On Tue, Aug 08, 2023 at 11:18:07AM -0400, Yazen Ghannam wrote:
I think it would be better to avoid dependencies between independent things.
If they really are independent then I guess. Not that it all ends up in
a twisty dependency where you wish you should've merged the two
together. So think about all deps before you design this - it needs to
handle all cases without hackery.
For example, amd_smn_read() is mostly used in amd64_edac. EDAC was the
original user of SMN accesses, and all the SMN stuff could have been
included in EDAC. However, SMN is not specifically for EDAC, so it was added
to amd_nb.c to be commonly available. Currently, SMN accesses are done in
other modules. I don't think it would have been a good idea to force other
modules or subsystems to require EDAC to be used.
What does that have to do with this? SMN access is generic and should be
in amd_nb.c as it is needed by other stuff.
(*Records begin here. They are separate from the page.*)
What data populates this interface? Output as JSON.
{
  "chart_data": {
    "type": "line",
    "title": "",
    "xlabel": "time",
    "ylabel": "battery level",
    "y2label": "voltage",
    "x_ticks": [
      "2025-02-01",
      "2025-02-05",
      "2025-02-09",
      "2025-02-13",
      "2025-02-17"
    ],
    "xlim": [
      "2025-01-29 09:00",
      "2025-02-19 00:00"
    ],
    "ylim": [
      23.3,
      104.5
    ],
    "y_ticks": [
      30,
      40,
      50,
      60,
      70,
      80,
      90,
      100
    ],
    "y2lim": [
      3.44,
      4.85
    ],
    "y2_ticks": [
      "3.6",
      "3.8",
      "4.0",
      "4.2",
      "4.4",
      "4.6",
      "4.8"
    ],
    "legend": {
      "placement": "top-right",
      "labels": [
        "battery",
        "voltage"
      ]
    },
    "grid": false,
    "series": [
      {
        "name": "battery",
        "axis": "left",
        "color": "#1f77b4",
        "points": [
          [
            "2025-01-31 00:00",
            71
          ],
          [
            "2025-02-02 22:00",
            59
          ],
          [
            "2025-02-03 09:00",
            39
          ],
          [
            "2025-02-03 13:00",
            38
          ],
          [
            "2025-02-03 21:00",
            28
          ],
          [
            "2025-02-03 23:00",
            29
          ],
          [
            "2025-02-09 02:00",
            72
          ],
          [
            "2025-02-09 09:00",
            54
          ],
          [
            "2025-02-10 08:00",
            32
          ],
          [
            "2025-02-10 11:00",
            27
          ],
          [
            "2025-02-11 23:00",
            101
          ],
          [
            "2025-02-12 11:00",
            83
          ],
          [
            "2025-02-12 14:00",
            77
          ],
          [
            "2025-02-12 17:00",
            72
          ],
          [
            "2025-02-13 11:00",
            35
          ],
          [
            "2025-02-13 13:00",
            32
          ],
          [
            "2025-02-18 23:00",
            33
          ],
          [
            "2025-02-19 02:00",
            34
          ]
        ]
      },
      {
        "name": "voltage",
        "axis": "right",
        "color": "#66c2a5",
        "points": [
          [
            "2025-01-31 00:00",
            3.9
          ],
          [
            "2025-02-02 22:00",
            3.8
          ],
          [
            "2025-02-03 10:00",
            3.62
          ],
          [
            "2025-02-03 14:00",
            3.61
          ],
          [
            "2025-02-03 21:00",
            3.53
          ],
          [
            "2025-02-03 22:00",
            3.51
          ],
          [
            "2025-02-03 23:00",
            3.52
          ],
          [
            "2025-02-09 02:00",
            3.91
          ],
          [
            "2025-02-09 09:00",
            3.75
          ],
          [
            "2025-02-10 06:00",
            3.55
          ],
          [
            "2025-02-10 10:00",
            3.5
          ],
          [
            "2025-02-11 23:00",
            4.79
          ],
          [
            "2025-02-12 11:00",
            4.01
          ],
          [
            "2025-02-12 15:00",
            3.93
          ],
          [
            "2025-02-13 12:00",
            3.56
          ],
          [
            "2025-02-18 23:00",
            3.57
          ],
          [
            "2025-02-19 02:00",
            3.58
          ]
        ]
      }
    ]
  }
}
EDAC, RAS, whatever are all
users of that thing.
This is my reasoning for a separate, independent module for the translation.
EDAC is the first user of this. But there will be future code that can
leverage this, like CXL, and even the MCE subsystem. And, yes, mce_amd may
be already loaded, but this isn't a given. A person may want MCE and CXL
support without wanting to use EDAC.
Is that a real use case or just a hypothetical thing?
Furthermore, some things using the translation will be built-in, so the
translation module will need to be built-in.
This sounds weird.
I agree. And I don't think much of the existing things in EDAC should be
moved out. But this is new code, so there's an opportunity to have it in a
more appropriate place.
And, thinking on it more, this could be another example for future "common
RAS" functionality. Isn't that why the CEC is in drivers/ras?
It is there because it doesn't need EDAC at all. If your translation
doesn't need EDAC and EDAC is going to be only a user of it, then good.
But if you're going to have to need the MCA error decoded by EDAC and
then the error translation done by this thing, then you'd need to
synchronize between the two. I'm not saying it is impossible - it should
be well thought out first though before you go coding.
It seems like things go into EDAC because it's thought of as the de
facto RAS location. But why have something in EDAC if it doesn't
provide EDAC functionality? Other RAS things, like AER, APEI, etc.,
don't live in EDAC.
AER is part of PCI so we haven't considereed tying it into EDAC. And
there wasn't any desire to do so.
As to APEI, there's ghes_edac...